It is the early 90s, and an otherwise unexceptional teenager living in Somerset has made a momentous discovery. To be fair, she's going into the sixth form now, and therefore considers herself really very knowledgeable about most things - fashion, world affairs, boys - but now she finds herself the first to discover music. More specifically, she is the sort of maverick trailblazer who has only gone and discovered really good music made before her time.
So, whilst her peers are probably listening to Roxette and Janet Jackson, she likes Roxy Music, and David Bowie, and Talking Heads, and she is the FIRST PERSON EVER TO DO SO - or so she thinks, anyway. Her very favourite bands are Joy Division and New Order, and when she stays at her sister's house she looks at a book discovered by chance on a shelf there, a gloriously moody book full of black and white shots of peaky young men with good cheekbones, hanging out in a rehearsal studio or larking about on a snowy bridge. Truth be told, these images are a major factor in her decision to apply to Manchester University without considering such minor details as course content, so it probably serves her right when they later make her translate the whole of Beowulf from the original Anglo-Saxon.

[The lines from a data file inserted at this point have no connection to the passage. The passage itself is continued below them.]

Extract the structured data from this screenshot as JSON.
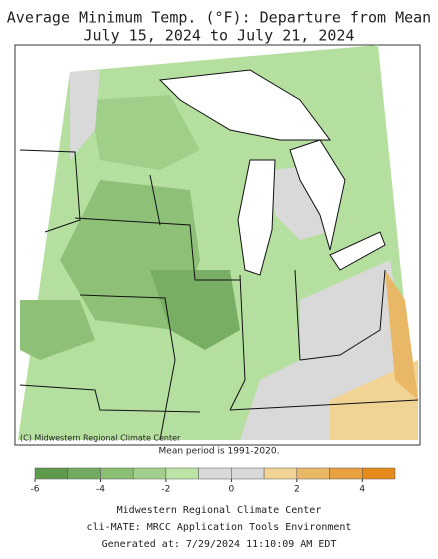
{
  "header": {
    "title": "Average Minimum Temp. (°F): Departure from Mean",
    "subtitle": "July 15, 2024 to July 21, 2024"
  },
  "map": {
    "credit": "(C) Midwestern Regional Climate Center",
    "note": "Mean period is 1991-2020."
  },
  "legend": {
    "bins": [
      -6,
      -5,
      -4,
      -3,
      -2,
      -1,
      0,
      1,
      2,
      3,
      4,
      5
    ],
    "colors": [
      "#5e9a4c",
      "#72ab5f",
      "#8abe73",
      "#a2cf8b",
      "#bce3a6",
      "#d9d9d9",
      "#d9d9d9",
      "#f1d394",
      "#e9b866",
      "#e8a040",
      "#e68a1c"
    ],
    "ticks": [
      -6,
      -4,
      -2,
      0,
      2,
      4
    ]
  },
  "footer": {
    "lines": [
      "Midwestern Regional Climate Center",
      "cli-MATE: MRCC Application Tools Environment",
      "Generated at: 7/29/2024 11:10:09 AM EDT"
    ]
  }
}
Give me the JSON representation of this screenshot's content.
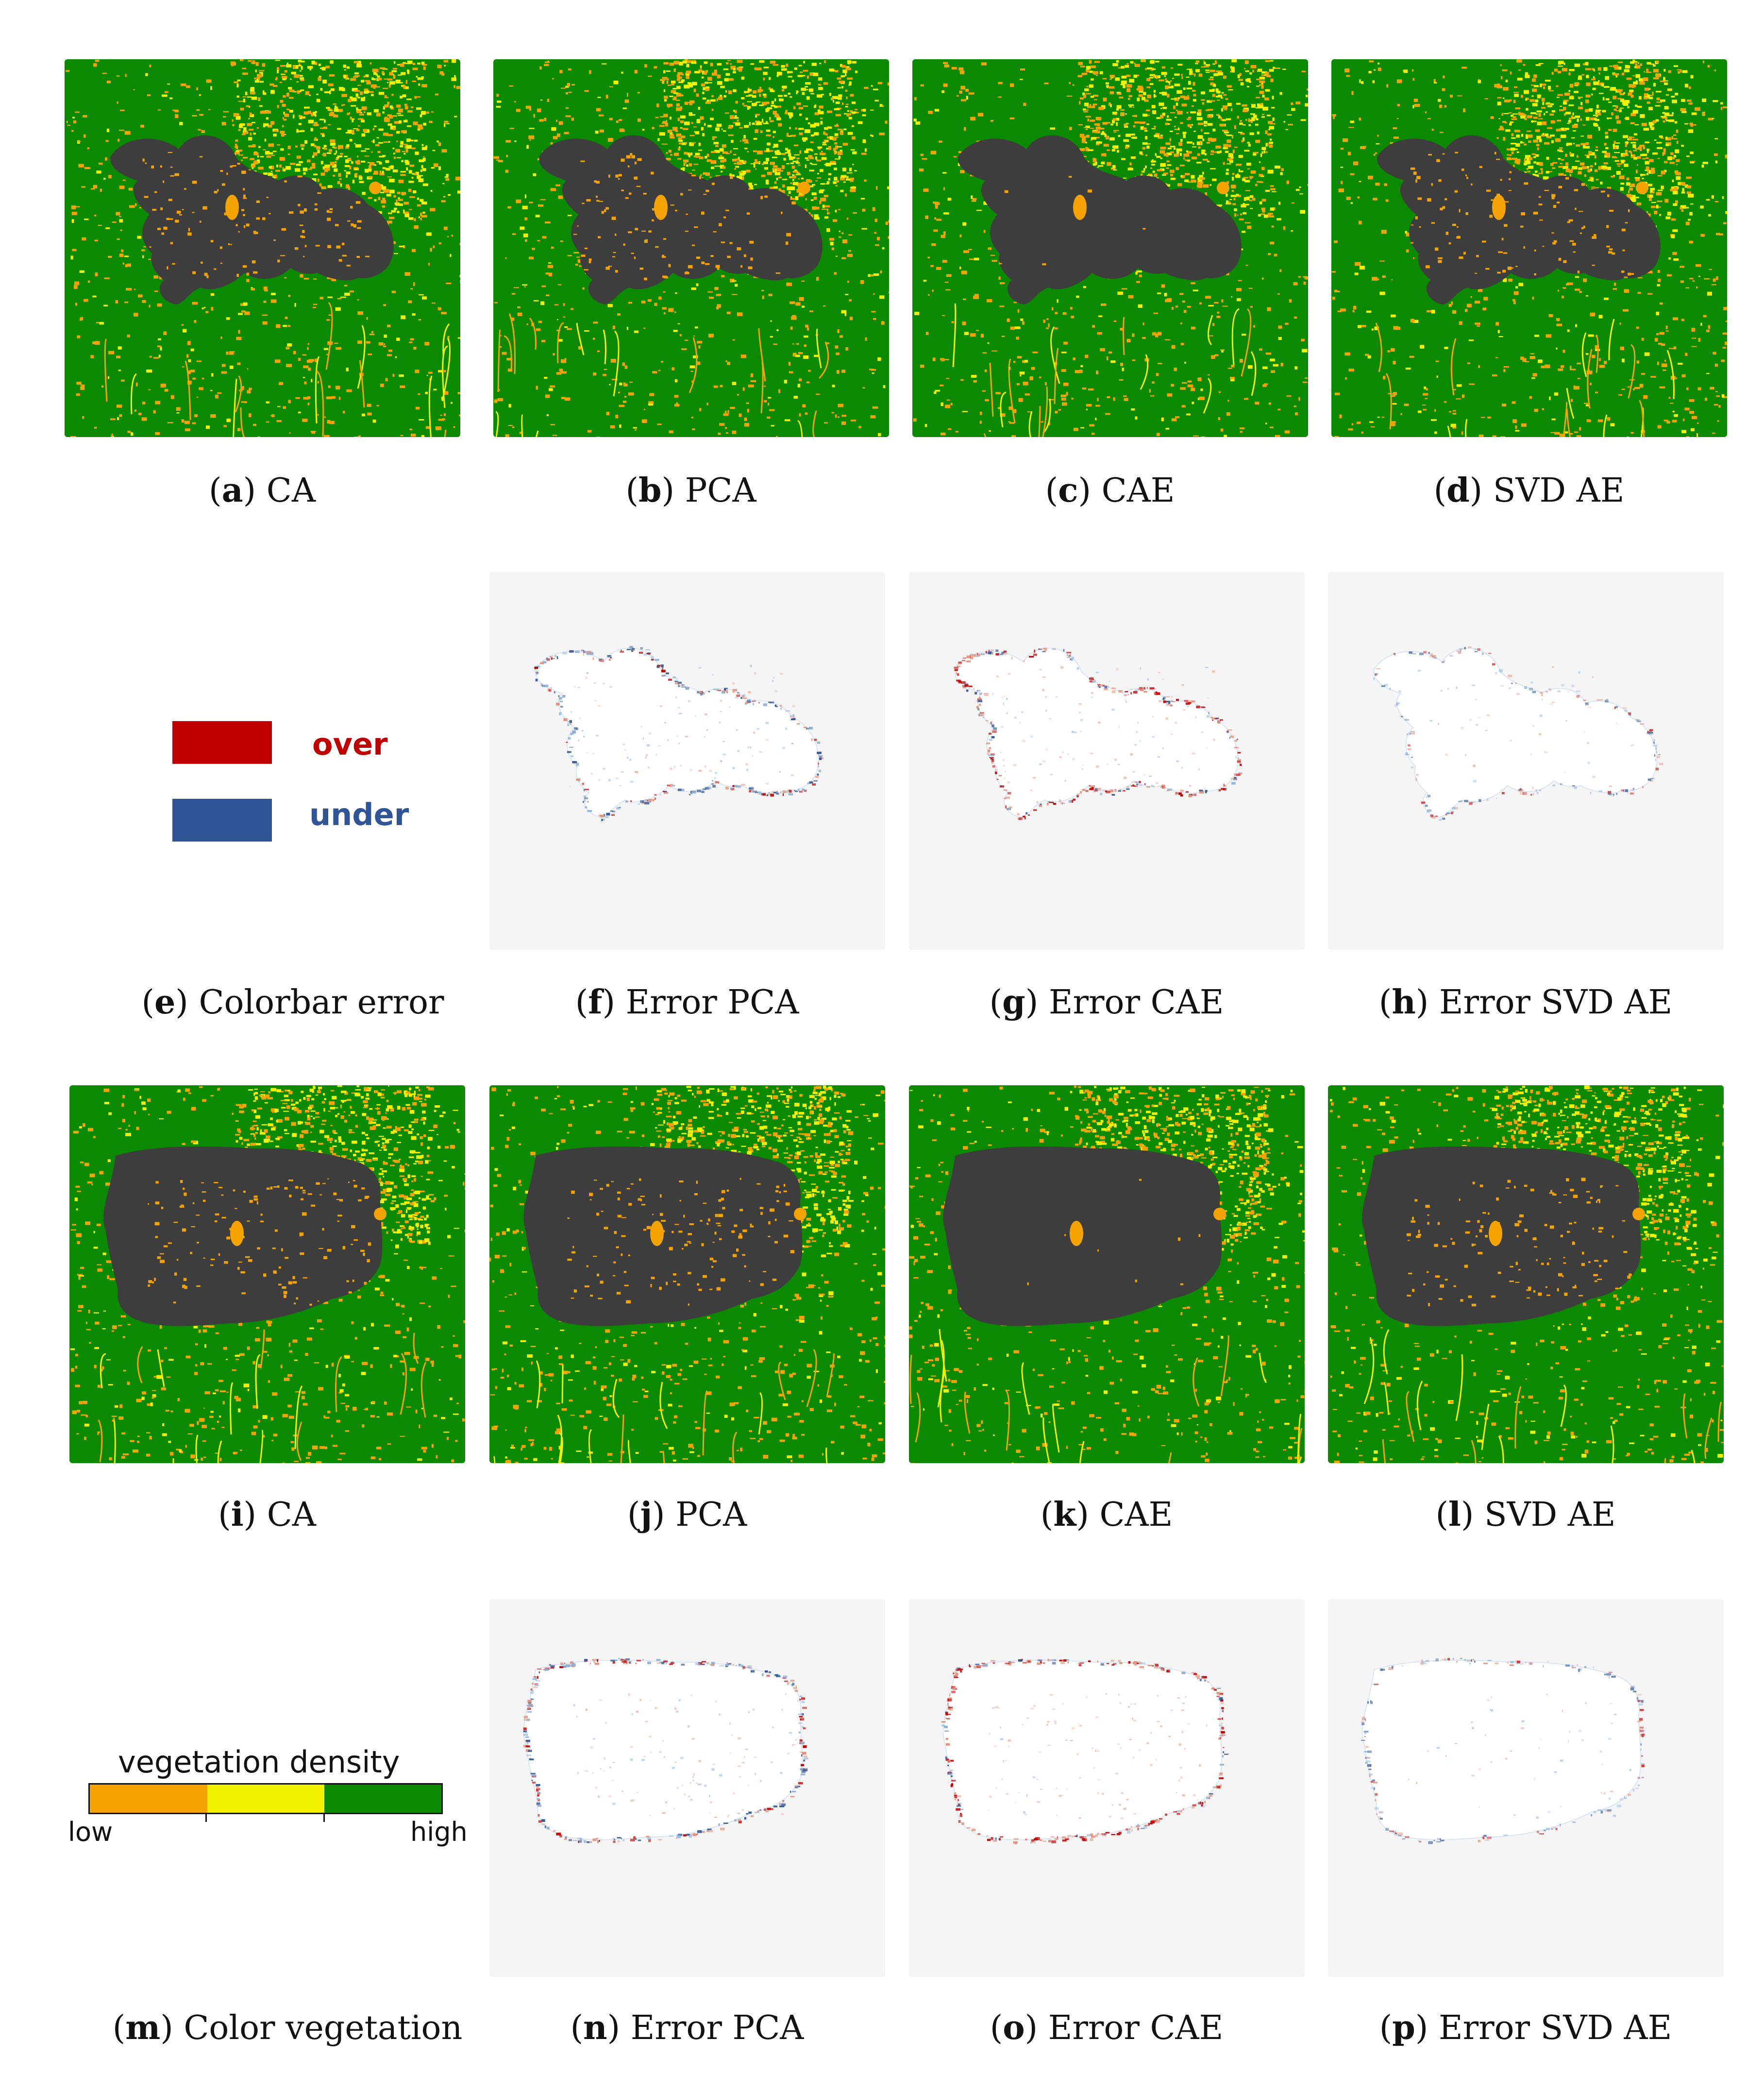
{
  "colors": {
    "veg_low": "#f5a300",
    "veg_mid": "#f2f200",
    "veg_high": "#0b8a00",
    "burned": "#3d3d3d",
    "error_bg": "#f5f5f5",
    "over": "#c00000",
    "under": "#2f5597"
  },
  "captions": [
    {
      "letter": "a",
      "text": "CA"
    },
    {
      "letter": "b",
      "text": "PCA"
    },
    {
      "letter": "c",
      "text": "CAE"
    },
    {
      "letter": "d",
      "text": "SVD AE"
    },
    {
      "letter": "e",
      "text": "Colorbar error"
    },
    {
      "letter": "f",
      "text": "Error PCA"
    },
    {
      "letter": "g",
      "text": "Error CAE"
    },
    {
      "letter": "h",
      "text": "Error SVD AE"
    },
    {
      "letter": "i",
      "text": "CA"
    },
    {
      "letter": "j",
      "text": "PCA"
    },
    {
      "letter": "k",
      "text": "CAE"
    },
    {
      "letter": "l",
      "text": "SVD AE"
    },
    {
      "letter": "m",
      "text": "Color vegetation"
    },
    {
      "letter": "n",
      "text": "Error PCA"
    },
    {
      "letter": "o",
      "text": "Error CAE"
    },
    {
      "letter": "p",
      "text": "Error SVD AE"
    }
  ],
  "error_legend": {
    "over_label": "over",
    "under_label": "under"
  },
  "vegetation_legend": {
    "title": "vegetation density",
    "low_label": "low",
    "high_label": "high"
  }
}
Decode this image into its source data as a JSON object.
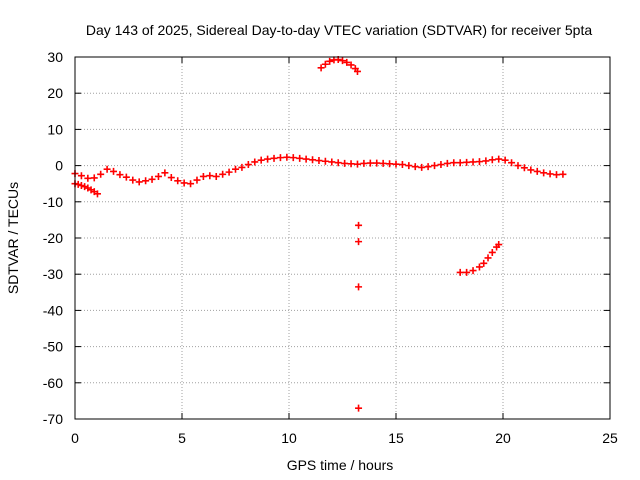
{
  "chart_data": {
    "type": "scatter",
    "title": "Day 143 of 2025, Sidereal Day-to-day VTEC variation (SDTVAR) for receiver 5pta",
    "xlabel": "GPS time / hours",
    "ylabel": "SDTVAR / TECUs",
    "xlim": [
      0,
      25
    ],
    "ylim": [
      -70,
      30
    ],
    "xticks": [
      0,
      5,
      10,
      15,
      20,
      25
    ],
    "yticks": [
      30,
      20,
      10,
      0,
      -10,
      -20,
      -30,
      -40,
      -50,
      -60,
      -70
    ],
    "grid": true,
    "marker": "+",
    "colors": {
      "series": "#ff0000",
      "grid": "#a0a0a0",
      "axes": "#000000",
      "background": "#ffffff"
    },
    "series": [
      {
        "name": "main_trace",
        "x": [
          0.0,
          0.3,
          0.6,
          0.9,
          1.2,
          1.5,
          1.8,
          2.1,
          2.4,
          2.7,
          3.0,
          3.3,
          3.6,
          3.9,
          4.2,
          4.5,
          4.8,
          5.1,
          5.4,
          5.7,
          6.0,
          6.3,
          6.6,
          6.9,
          7.2,
          7.5,
          7.8,
          8.1,
          8.4,
          8.7,
          9.0,
          9.3,
          9.6,
          9.9,
          10.2,
          10.5,
          10.8,
          11.1,
          11.4,
          11.7,
          12.0,
          12.3,
          12.6,
          12.9,
          13.2,
          13.5,
          13.8,
          14.1,
          14.4,
          14.7,
          15.0,
          15.3,
          15.6,
          15.9,
          16.2,
          16.5,
          16.8,
          17.1,
          17.4,
          17.7,
          18.0,
          18.3,
          18.6,
          18.9,
          19.2,
          19.5,
          19.8,
          20.1,
          20.4,
          20.7,
          21.0,
          21.3,
          21.6,
          21.9,
          22.2,
          22.5,
          22.8
        ],
        "y": [
          -2.2,
          -2.8,
          -3.5,
          -3.4,
          -2.4,
          -1.0,
          -1.6,
          -2.5,
          -3.2,
          -4.0,
          -4.5,
          -4.2,
          -3.8,
          -3.0,
          -2.0,
          -3.3,
          -4.2,
          -4.8,
          -5.0,
          -4.0,
          -3.0,
          -2.8,
          -3.0,
          -2.4,
          -1.8,
          -1.0,
          -0.5,
          0.3,
          1.0,
          1.5,
          1.8,
          2.0,
          2.2,
          2.3,
          2.2,
          2.0,
          1.8,
          1.6,
          1.4,
          1.2,
          1.0,
          0.8,
          0.6,
          0.5,
          0.4,
          0.6,
          0.7,
          0.7,
          0.6,
          0.5,
          0.4,
          0.3,
          0.0,
          -0.3,
          -0.5,
          -0.3,
          0.0,
          0.3,
          0.6,
          0.8,
          0.8,
          0.9,
          1.0,
          1.1,
          1.3,
          1.6,
          1.8,
          1.5,
          0.8,
          0.0,
          -0.6,
          -1.2,
          -1.6,
          -2.0,
          -2.3,
          -2.5,
          -2.4
        ]
      },
      {
        "name": "early_branch",
        "x": [
          0.0,
          0.15,
          0.3,
          0.45,
          0.6,
          0.75,
          0.9,
          1.05
        ],
        "y": [
          -5.0,
          -5.2,
          -5.5,
          -5.8,
          -6.2,
          -6.7,
          -7.2,
          -7.8
        ]
      },
      {
        "name": "noon_arc",
        "x": [
          11.5,
          11.7,
          11.9,
          12.1,
          12.3,
          12.5,
          12.7,
          12.9,
          13.1,
          13.2
        ],
        "y": [
          27.0,
          28.0,
          28.8,
          29.2,
          29.3,
          29.0,
          28.5,
          27.8,
          26.8,
          26.0
        ]
      },
      {
        "name": "isolated_points",
        "x": [
          13.25,
          13.25,
          13.25,
          13.25
        ],
        "y": [
          -16.5,
          -21.0,
          -33.5,
          -67.0
        ]
      },
      {
        "name": "late_arc",
        "x": [
          18.0,
          18.3,
          18.6,
          18.9,
          19.1,
          19.3,
          19.5,
          19.7,
          19.8
        ],
        "y": [
          -29.5,
          -29.5,
          -29.0,
          -28.0,
          -27.0,
          -25.5,
          -24.0,
          -22.5,
          -21.8
        ]
      }
    ]
  }
}
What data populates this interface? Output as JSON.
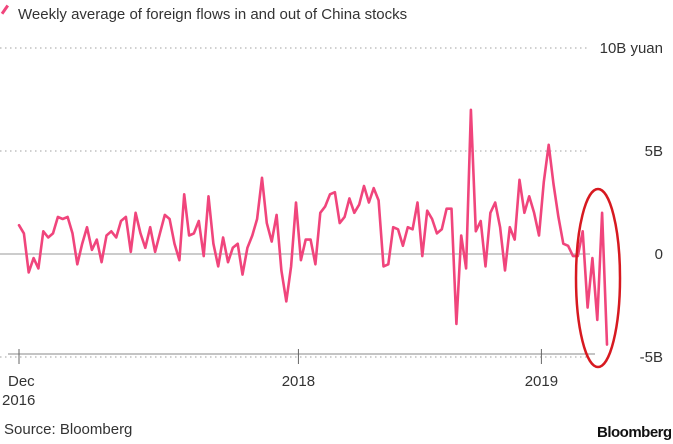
{
  "chart_data": {
    "type": "line",
    "title": "Weekly average of foreign flows in and out of China stocks",
    "unit": "yuan",
    "ylim": [
      -5,
      10
    ],
    "yticks": [
      {
        "value": 10,
        "label": "10B yuan"
      },
      {
        "value": 5,
        "label": "5B"
      },
      {
        "value": 0,
        "label": "0"
      },
      {
        "value": -5,
        "label": "-5B"
      }
    ],
    "xticks": [
      {
        "week": 0,
        "label": "Dec",
        "sublabel": "2016"
      },
      {
        "week": 57.5,
        "label": "2018",
        "sublabel": ""
      },
      {
        "week": 107.5,
        "label": "2019",
        "sublabel": ""
      }
    ],
    "annotation": "recent outflows circled",
    "series": [
      {
        "name": "Weekly average of foreign flows in and out of China stocks",
        "color": "#f0457c",
        "values": [
          1.4,
          1.0,
          -0.9,
          -0.2,
          -0.7,
          1.1,
          0.8,
          1.0,
          1.8,
          1.7,
          1.8,
          1.0,
          -0.5,
          0.5,
          1.3,
          0.2,
          0.7,
          -0.4,
          0.9,
          1.1,
          0.8,
          1.6,
          1.8,
          0.1,
          2.0,
          1.0,
          0.3,
          1.3,
          0.1,
          1.0,
          1.9,
          1.7,
          0.5,
          -0.3,
          2.9,
          0.9,
          1.0,
          1.6,
          -0.1,
          2.8,
          0.5,
          -0.6,
          0.8,
          -0.4,
          0.3,
          0.5,
          -1.0,
          0.3,
          0.9,
          1.7,
          3.7,
          1.5,
          0.6,
          1.9,
          -0.8,
          -2.3,
          -0.6,
          2.5,
          -0.3,
          0.7,
          0.7,
          -0.5,
          2.0,
          2.3,
          2.9,
          3.0,
          1.5,
          1.8,
          2.7,
          2.0,
          2.4,
          3.3,
          2.5,
          3.2,
          2.6,
          -0.6,
          -0.5,
          1.3,
          1.2,
          0.4,
          1.3,
          1.2,
          2.5,
          -0.1,
          2.1,
          1.7,
          1.0,
          1.2,
          2.2,
          2.2,
          -3.4,
          0.9,
          -0.7,
          7.0,
          1.1,
          1.6,
          -0.6,
          2.0,
          2.5,
          1.3,
          -0.8,
          1.3,
          0.7,
          3.6,
          2.0,
          2.8,
          2.0,
          0.9,
          3.5,
          5.3,
          3.4,
          1.8,
          0.5,
          0.4,
          -0.1,
          -0.1,
          1.1,
          -2.6,
          -0.2,
          -3.2,
          2.0,
          -4.4
        ]
      }
    ]
  },
  "legend": {
    "label": "Weekly average of foreign flows in and out of China stocks"
  },
  "footer": {
    "source": "Source: Bloomberg",
    "brand": "Bloomberg"
  }
}
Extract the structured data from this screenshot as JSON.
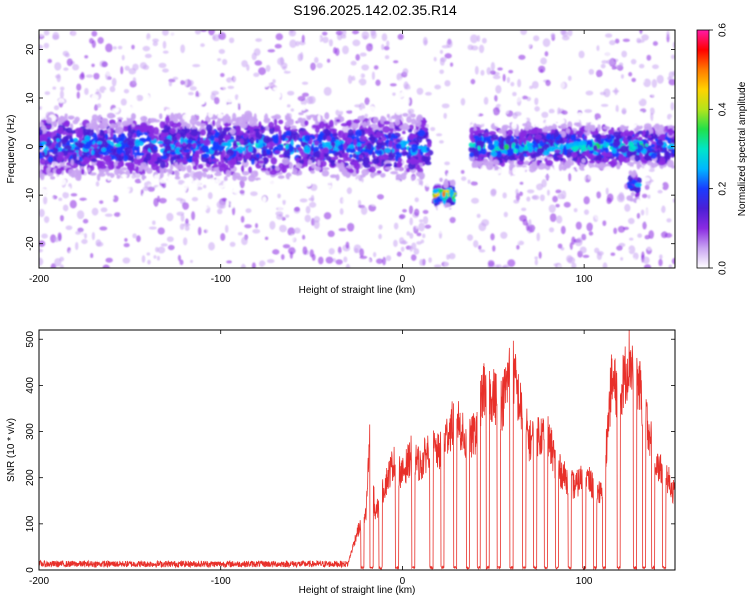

The photographs in question are of course those taken by Kevin Cummins between 1977 and 1980, when he had unrivalled photographic access to Joy Division. It seems lazy and cliched to call them iconic, but they really are: these pictures are almost synonymous with the band and their short-lived rise to prominence, and capture Manchester during a different era, a different time, when photographs were special and musicians were musicians rather than fame-hungry celebrities. Rather unsettlingly, tonight I have come face to face with all the photographs I used to pour over, as well as the man who took them - here's Ian Curtis dancing on stage in his own inimitable style; here are the four of them trudging through the snow, coat lapels raised against the Manchester cold; there's that oh-so-famous close up shot of a pale Curtis taking a drag on his cigarette. And they are as breathtaking and as important now as they were then.
The photographs have been touring the country and are on show at the Manchester Photographic Gallery until February 26th. Anyone with even the most fleeting of interests in Manchester music should go; preferably this Saturday (7th January), when Kevin will be in conversation with Joy Division/New Order's Stephen Morris, a gentleman to whom Mr Liz was introduced at a screening of Control yet still failed to recognise - apparently this in itself is not enough to instigate divorce proceedings, although it must surely come close. Kevin will be answering questions about what it was like to work with Joy Division, and although entry is a fiver, this is redeemable against the cost of his book should you wish to buy it (you do). The event is limited to 100 people, so get there early; I can't go, but if you can then please cut straight to the chase and ask the pair of them that all-important question - how guilty do they feel at being responsible for a seventeen-year-old having to translate Beowulf, hmmmm?
- Manchester Photographic can be found on Tariff Street, Manchester, M1 2FF.